Delete a user device by device ID
AI agents call delete_user_device to permanently remove resources in Red Bee MCP Server — typically in cleanup and lifecycle workflows. It does its job in a single call, and there is no undo.
Deletion of a user device cannot be undone and permanently removes the device from the user's account, preventing further access or playback on that device. This is a classic destructive action that warrants high severity due to the potential impact on user access and account integrity.
From the tool's definition Tool name explicitly states 'delete' and description confirms 'Delete a user device by device ID' — this is an irreversible removal operation.
Attacks that exploit this kind of access
Delete a user device by device ID. It is categorised as a Destructive tool in the Red Bee MCP Server MCP Server, which means it can permanently delete or destroy data. Block by default and require explicit approval.
Register the Red Bee MCP Server MCP server in PolicyLayer and add a rule for delete_user_device: allow, deny, rate-limit, or require approval. Point your MCP client at the PolicyLayer proxy URL and the rule is enforced on every call, before it reaches Red Bee MCP Server. Nothing to install.
delete_user_device is a Destructive tool with critical risk. Critical-risk tools should be blocked by default and only enabled with explicit human approval.
Yes. Add a rate_limit block to the delete_user_device rule in your PolicyLayer policy. For example, setting max: 10 and window: 60 limits the tool to 10 calls per minute. Rate limits are tracked per agent session and reset automatically.

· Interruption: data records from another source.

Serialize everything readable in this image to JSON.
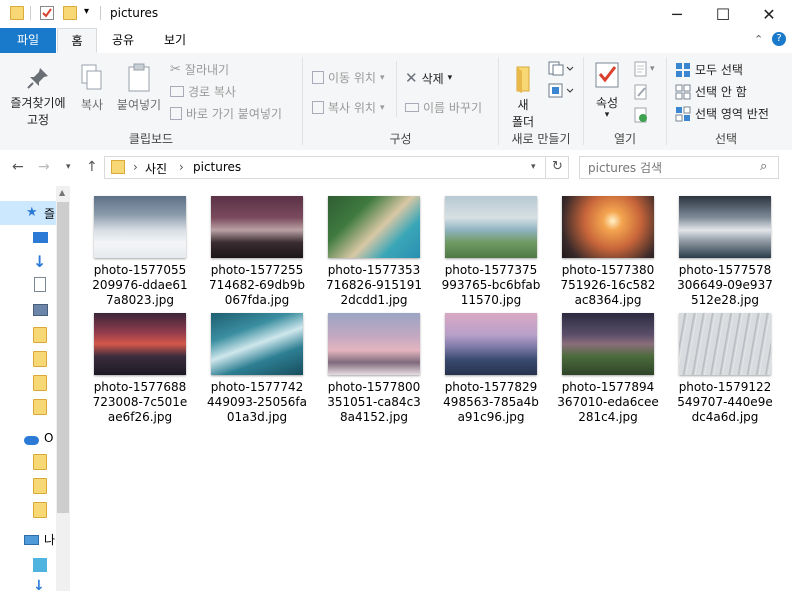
{
  "window": {
    "title": "pictures",
    "controls": {
      "minimize": "─",
      "maximize": "☐",
      "close": "✕"
    }
  },
  "ribbon_tabs": [
    {
      "label": "파일"
    },
    {
      "label": "홈"
    },
    {
      "label": "공유"
    },
    {
      "label": "보기"
    }
  ],
  "ribbon": {
    "clipboard": {
      "pin_label_line1": "즐겨찾기에",
      "pin_label_line2": "고정",
      "copy": "복사",
      "paste": "붙여넣기",
      "cut": "잘라내기",
      "copy_path": "경로 복사",
      "paste_shortcut": "바로 가기 붙여넣기",
      "group": "클립보드"
    },
    "organize": {
      "move_to": "이동 위치",
      "copy_to": "복사 위치",
      "delete": "삭제",
      "rename": "이름 바꾸기",
      "group": "구성"
    },
    "new": {
      "new_folder_line1": "새",
      "new_folder_line2": "폴더",
      "group": "새로 만들기"
    },
    "open": {
      "properties": "속성",
      "group": "열기"
    },
    "select": {
      "select_all": "모두 선택",
      "select_none": "선택 안 함",
      "invert": "선택 영역 반전",
      "group": "선택"
    }
  },
  "address": {
    "crumbs": [
      "사진",
      "pictures"
    ],
    "separator": "›"
  },
  "search": {
    "placeholder": "pictures 검색"
  },
  "nav": {
    "quick_access": "즐",
    "onedrive": "O",
    "this_pc": "나"
  },
  "files": [
    {
      "name": "photo-1577055\n209976-ddae61\n7a8023.jpg"
    },
    {
      "name": "photo-1577255\n714682-69db9b\n067fda.jpg"
    },
    {
      "name": "photo-1577353\n716826-915191\n2dcdd1.jpg"
    },
    {
      "name": "photo-1577375\n993765-bc6bfab\n11570.jpg"
    },
    {
      "name": "photo-1577380\n751926-16c582\nac8364.jpg"
    },
    {
      "name": "photo-1577578\n306649-09e937\n512e28.jpg"
    },
    {
      "name": "photo-1577688\n723008-7c501e\nae6f26.jpg"
    },
    {
      "name": "photo-1577742\n449093-25056fa\n01a3d.jpg"
    },
    {
      "name": "photo-1577800\n351051-ca84c3\n8a4152.jpg"
    },
    {
      "name": "photo-1577829\n498563-785a4b\na91c96.jpg"
    },
    {
      "name": "photo-1577894\n367010-eda6cee\n281c4.jpg"
    },
    {
      "name": "photo-1579122\n549707-440e9e\ndc4a6d.jpg"
    }
  ],
  "colors": {
    "accent": "#1979ca",
    "selected": "#cce8ff"
  }
}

Set action: deny in the PolicyLayer policy for delete_user_device. The AI agent will receive a policy violation error and cannot call the tool. You can also include a reason field to explain why the tool is blocked.
delete_user_device is provided by the Red Bee MCP Server MCP server (tamsi/redbee-mcp). PolicyLayer sits as a proxy in front of this server to enforce policies before tool calls reach the server.
Every MCP server has a record like this.
Type a name, get the same breakdown: verified identity, auth posture, risk grade, capabilities, recommended policy.